Danny & tonic clonic seizures
Our team sat down with Epsy user Danny from South Carolina, who was diagnosed with epilepsy at 3 years old and experiences tonic clonic and absence seizures. Read his epilepsy story.
Danny is a father and currently works for an abrasives and band saw blades distributor, he was previously a stage manager for an acting troupe - where he met his fiancé, Teresa. “It was difficult to balance full-time work and evenings as a stage manager and get the sleep needed for my epilepsy.”
Danny's epilepsy story
I was diagnosed at 3 years old. When I was 2, my mum gave my brother and I a bath, I got out, slipped and hit my head. To prevent a brain injury my parents kept me up throughout the day. One night when I was over a neighbour’s house, I had a seizure. The neurologist diagnosed me with epilepsy and I've been living with it ever since.
I experience tonic clonic and absence seizures. In the 4th grade I was on 12-15 pills a day. I would have complex partial seizures frequently, I'd have an aura beforehand which felt like a tingling sensation in my hand, it would move up my arm, this gave me time to prepare for the seizure. After a seizure I often experience mood changes, I experience more depression symptoms, such as grieving the loss of the things you can't do.
Read more: Epilepsy and depression, let’s talk about it
Daytime seizures became less frequent as I got older but at night I’d have tonic clonic seizures. My brother slept in the same room, he'd always wake up and yell out to my dad. There was nothing they could do other than roll me on my side. My dad would comfort me and tell me I would be ok.
Experience of school with seizures
At 14 years-old I started slowly developing symptoms of a cerebral infection that led to my diagnosis of ataxia dysarthria. My vision became blurry, my speech slurred, while my arms and legs felt heavy. My parents were concerned because my condition deteriorated quickly. One day I collapsed and blacked out in class, and woke up in the hospital but couldn't speak or walk. This was intense. My dad made a cane to help me and I missed school for a month.
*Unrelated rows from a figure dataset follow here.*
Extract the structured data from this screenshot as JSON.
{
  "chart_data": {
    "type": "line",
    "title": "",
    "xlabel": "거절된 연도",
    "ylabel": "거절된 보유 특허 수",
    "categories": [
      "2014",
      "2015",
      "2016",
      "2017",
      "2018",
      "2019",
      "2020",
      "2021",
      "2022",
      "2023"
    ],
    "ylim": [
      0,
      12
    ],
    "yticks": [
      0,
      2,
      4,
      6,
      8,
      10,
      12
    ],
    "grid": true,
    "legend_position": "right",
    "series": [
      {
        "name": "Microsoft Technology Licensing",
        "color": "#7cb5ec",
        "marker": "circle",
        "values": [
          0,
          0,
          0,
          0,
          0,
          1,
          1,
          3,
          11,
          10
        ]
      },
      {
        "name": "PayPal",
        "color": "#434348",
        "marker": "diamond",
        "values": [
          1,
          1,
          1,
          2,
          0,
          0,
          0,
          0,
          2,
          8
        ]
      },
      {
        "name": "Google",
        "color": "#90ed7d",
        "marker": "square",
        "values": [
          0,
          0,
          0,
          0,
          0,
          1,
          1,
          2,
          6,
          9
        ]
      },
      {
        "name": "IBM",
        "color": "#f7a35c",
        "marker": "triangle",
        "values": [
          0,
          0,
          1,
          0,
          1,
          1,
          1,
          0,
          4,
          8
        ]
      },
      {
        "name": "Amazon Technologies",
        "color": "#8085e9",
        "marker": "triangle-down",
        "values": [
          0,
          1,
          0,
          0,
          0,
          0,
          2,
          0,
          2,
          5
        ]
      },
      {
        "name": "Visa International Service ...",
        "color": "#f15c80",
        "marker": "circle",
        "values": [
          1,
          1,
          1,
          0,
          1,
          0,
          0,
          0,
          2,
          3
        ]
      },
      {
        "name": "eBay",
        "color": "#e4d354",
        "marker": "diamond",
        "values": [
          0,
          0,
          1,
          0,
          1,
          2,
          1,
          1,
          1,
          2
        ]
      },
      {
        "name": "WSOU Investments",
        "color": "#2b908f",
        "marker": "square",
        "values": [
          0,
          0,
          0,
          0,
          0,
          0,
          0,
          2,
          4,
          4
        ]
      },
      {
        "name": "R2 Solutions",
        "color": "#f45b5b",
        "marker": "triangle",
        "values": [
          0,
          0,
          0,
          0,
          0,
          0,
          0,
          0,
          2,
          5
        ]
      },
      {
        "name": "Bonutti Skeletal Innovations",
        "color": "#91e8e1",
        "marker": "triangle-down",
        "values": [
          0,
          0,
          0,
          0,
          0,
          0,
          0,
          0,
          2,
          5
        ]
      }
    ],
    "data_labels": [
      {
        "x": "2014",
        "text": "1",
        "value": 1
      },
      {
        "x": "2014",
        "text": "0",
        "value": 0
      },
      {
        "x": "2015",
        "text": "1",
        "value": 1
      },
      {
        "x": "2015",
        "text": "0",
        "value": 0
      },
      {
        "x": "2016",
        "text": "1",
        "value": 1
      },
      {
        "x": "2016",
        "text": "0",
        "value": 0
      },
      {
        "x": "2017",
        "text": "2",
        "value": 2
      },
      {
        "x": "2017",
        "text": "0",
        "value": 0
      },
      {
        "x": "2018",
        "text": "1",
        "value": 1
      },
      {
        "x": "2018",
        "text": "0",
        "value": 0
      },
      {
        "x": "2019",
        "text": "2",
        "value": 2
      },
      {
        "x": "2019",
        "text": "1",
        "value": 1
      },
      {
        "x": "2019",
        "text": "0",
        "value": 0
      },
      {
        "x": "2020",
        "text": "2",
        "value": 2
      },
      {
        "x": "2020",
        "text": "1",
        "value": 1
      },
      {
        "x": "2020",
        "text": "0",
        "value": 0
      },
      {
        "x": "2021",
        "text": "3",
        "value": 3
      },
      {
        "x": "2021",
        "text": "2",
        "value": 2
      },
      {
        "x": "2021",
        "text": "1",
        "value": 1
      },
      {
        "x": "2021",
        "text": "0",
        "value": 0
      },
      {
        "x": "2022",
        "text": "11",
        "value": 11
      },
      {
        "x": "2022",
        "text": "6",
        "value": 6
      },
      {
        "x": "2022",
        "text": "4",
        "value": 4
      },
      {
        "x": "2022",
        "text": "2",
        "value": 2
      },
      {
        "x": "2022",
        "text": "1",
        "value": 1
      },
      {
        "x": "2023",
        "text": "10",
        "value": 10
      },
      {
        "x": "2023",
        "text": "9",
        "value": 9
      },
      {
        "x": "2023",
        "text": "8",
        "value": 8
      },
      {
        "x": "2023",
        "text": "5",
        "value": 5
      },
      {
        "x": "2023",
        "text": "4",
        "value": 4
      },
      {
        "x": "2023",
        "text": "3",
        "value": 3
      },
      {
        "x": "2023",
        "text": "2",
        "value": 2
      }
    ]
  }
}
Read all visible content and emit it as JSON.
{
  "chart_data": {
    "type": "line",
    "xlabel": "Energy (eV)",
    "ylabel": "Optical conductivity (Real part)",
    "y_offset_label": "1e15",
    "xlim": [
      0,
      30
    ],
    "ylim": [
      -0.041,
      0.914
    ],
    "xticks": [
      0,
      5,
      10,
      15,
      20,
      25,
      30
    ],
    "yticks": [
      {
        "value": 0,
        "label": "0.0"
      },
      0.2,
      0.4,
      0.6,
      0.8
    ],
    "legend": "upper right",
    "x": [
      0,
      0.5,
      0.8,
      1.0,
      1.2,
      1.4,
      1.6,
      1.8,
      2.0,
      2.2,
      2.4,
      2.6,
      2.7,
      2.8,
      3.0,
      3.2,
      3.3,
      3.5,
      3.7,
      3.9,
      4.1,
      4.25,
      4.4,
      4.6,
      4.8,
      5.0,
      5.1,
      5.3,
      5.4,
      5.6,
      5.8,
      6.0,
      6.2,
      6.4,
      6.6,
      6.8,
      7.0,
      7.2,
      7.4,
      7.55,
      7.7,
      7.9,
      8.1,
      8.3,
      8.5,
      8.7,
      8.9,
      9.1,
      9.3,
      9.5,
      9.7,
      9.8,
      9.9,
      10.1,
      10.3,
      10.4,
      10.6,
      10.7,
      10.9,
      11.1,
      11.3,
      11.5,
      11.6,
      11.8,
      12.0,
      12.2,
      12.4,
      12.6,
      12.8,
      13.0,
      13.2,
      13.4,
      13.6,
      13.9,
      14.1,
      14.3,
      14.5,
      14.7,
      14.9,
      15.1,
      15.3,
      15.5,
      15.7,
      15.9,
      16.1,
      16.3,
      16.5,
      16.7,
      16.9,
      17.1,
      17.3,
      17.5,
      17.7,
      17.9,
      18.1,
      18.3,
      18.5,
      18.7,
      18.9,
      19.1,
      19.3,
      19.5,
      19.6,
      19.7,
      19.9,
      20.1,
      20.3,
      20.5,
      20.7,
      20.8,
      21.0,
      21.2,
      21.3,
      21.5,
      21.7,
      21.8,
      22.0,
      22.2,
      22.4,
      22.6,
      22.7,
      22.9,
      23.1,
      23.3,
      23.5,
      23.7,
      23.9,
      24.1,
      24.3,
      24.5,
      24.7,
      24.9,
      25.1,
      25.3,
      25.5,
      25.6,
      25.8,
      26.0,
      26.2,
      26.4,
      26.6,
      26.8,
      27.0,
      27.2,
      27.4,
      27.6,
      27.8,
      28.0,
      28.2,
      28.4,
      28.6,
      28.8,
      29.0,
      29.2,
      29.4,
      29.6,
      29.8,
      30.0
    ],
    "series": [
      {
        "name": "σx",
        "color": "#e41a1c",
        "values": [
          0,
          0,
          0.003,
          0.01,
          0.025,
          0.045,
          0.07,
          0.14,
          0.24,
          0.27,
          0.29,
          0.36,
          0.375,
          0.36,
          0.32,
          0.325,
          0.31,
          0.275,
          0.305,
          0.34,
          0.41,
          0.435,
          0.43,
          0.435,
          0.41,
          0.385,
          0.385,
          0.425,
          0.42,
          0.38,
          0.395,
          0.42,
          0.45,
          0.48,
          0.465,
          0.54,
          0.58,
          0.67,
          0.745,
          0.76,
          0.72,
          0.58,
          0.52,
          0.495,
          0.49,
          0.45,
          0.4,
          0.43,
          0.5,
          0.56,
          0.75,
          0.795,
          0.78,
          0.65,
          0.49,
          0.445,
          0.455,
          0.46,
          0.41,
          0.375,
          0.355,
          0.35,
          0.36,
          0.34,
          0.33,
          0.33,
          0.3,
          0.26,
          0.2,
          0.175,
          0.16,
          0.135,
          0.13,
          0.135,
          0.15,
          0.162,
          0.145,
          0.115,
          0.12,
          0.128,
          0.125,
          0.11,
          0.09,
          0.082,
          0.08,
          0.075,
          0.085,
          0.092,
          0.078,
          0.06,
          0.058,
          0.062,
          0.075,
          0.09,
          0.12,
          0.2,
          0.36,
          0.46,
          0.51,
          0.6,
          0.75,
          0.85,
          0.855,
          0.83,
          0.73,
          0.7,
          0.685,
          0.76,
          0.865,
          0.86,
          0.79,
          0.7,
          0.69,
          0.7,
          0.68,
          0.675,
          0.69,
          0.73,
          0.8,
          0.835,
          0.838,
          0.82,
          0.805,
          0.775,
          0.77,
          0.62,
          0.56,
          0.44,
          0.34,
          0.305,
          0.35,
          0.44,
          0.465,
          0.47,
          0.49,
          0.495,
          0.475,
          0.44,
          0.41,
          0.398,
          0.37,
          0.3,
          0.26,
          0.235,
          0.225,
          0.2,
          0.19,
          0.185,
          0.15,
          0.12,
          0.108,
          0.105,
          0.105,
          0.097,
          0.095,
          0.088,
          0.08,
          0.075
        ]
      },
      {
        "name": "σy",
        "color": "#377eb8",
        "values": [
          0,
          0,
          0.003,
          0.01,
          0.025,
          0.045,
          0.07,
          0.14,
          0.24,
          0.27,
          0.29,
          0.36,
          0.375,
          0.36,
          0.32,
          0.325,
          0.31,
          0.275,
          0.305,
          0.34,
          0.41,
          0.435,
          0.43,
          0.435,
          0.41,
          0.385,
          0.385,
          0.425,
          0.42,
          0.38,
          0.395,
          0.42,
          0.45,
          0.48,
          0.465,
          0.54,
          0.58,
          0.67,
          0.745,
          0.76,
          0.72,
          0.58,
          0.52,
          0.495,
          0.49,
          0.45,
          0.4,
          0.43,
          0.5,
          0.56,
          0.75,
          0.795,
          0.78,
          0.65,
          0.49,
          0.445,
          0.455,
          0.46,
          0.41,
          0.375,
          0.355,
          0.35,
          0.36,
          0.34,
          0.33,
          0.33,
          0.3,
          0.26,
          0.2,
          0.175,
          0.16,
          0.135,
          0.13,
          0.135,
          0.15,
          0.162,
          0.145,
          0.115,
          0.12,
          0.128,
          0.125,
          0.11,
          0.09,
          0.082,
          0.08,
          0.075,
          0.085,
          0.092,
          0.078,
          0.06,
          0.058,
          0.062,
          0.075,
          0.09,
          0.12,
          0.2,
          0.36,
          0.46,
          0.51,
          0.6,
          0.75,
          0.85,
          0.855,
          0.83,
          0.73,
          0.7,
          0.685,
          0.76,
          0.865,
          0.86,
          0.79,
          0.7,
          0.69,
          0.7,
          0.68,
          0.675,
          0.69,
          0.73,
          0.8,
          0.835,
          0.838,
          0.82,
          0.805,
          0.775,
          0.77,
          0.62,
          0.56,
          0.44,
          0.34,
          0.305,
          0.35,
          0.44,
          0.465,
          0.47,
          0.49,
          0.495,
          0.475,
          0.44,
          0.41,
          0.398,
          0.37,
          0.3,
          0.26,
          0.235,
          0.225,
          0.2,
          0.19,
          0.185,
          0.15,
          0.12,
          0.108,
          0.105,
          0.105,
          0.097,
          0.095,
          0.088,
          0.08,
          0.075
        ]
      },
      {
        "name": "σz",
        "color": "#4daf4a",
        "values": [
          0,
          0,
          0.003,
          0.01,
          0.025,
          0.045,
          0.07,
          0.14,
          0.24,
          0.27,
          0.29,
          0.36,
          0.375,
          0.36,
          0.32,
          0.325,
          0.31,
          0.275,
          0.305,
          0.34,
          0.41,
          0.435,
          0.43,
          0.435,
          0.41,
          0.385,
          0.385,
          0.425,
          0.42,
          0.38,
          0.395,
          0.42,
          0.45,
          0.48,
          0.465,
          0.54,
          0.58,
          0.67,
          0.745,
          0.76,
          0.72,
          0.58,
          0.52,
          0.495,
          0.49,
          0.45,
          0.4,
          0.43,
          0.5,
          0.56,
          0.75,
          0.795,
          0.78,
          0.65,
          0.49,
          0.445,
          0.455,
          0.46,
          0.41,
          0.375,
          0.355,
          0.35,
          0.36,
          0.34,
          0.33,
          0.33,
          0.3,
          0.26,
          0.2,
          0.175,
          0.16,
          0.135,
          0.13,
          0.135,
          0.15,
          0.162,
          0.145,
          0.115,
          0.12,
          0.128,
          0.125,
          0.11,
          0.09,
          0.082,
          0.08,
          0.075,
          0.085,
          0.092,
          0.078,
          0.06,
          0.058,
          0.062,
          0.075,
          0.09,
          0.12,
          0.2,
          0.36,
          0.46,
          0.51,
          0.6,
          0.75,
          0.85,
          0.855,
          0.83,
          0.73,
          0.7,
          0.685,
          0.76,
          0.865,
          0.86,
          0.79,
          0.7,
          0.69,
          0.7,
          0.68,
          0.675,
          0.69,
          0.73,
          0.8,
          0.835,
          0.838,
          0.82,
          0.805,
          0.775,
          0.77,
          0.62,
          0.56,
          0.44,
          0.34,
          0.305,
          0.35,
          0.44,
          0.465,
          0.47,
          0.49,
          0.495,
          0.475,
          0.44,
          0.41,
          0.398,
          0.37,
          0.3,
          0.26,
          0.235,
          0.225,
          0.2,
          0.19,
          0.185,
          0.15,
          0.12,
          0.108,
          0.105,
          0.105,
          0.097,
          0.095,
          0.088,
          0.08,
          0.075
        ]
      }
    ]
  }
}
I was put on the keto diet, it was difficult to see my siblings eating whatever they wanted but I couldn't and it also wasn’t improving my epilepsy. My parents saw I was finding it difficult to maintain the diet, so they gave me a choice - I decided to stop the diet. Once I was able to speak and walk, I went back to school. At around 15 I stopped having daytime seizures, instead I would have nocturnal seizures.
Depression and epilepsy
I was depressed at college as I couldn't drive. My instructor said 'you have epilepsy, you have to live with it, this is going to be your life' I knew this, but that blunt moment got me on Tumblr, I searched for epilepsy and found so many other people on there. I started an epilepsy blog and helped people with their acceptance.
It really humbled me to accept help from other people, I think men in particular have a hard time with this. I had a podcast but paused this as it got too overwhelming. My fiancé's nephew has epilepsy, he's one of the many reasons I want to start the podcast again, because I wish that when I was younger I had someone older to talk to about my condition who had experienced it themselves.
Using the Epsy App
I downloaded Epsy months ago during my fiancé's pregnancy. I love receiving the daily medication notifications to help with taking my meds, I track when I've had seizures or auras and on what days. Recently I started looking at the content and it’s very cool. I think it's a great thing what the Epsy team is doing to help share other people's stories to make people feel less alone with this condition.
Message to other people with epilepsy
Life is hard but you can't stop, you need to keep going forward. You may think, ‘why keep going?’ Because people can see the potential you have and want to see you succeed. If you decide to not keep going on, that will severely impact those lives around you - the effect will ripple outward. It's important for people to realize the full impact. If things are getting hard, seek help from those around you or a professional, as it's a bad road to go down. Find a community, a blog, a podcast, whatever it is and try to connect with someone else who experiences something similar. That can help you come to terms with your diagnosis.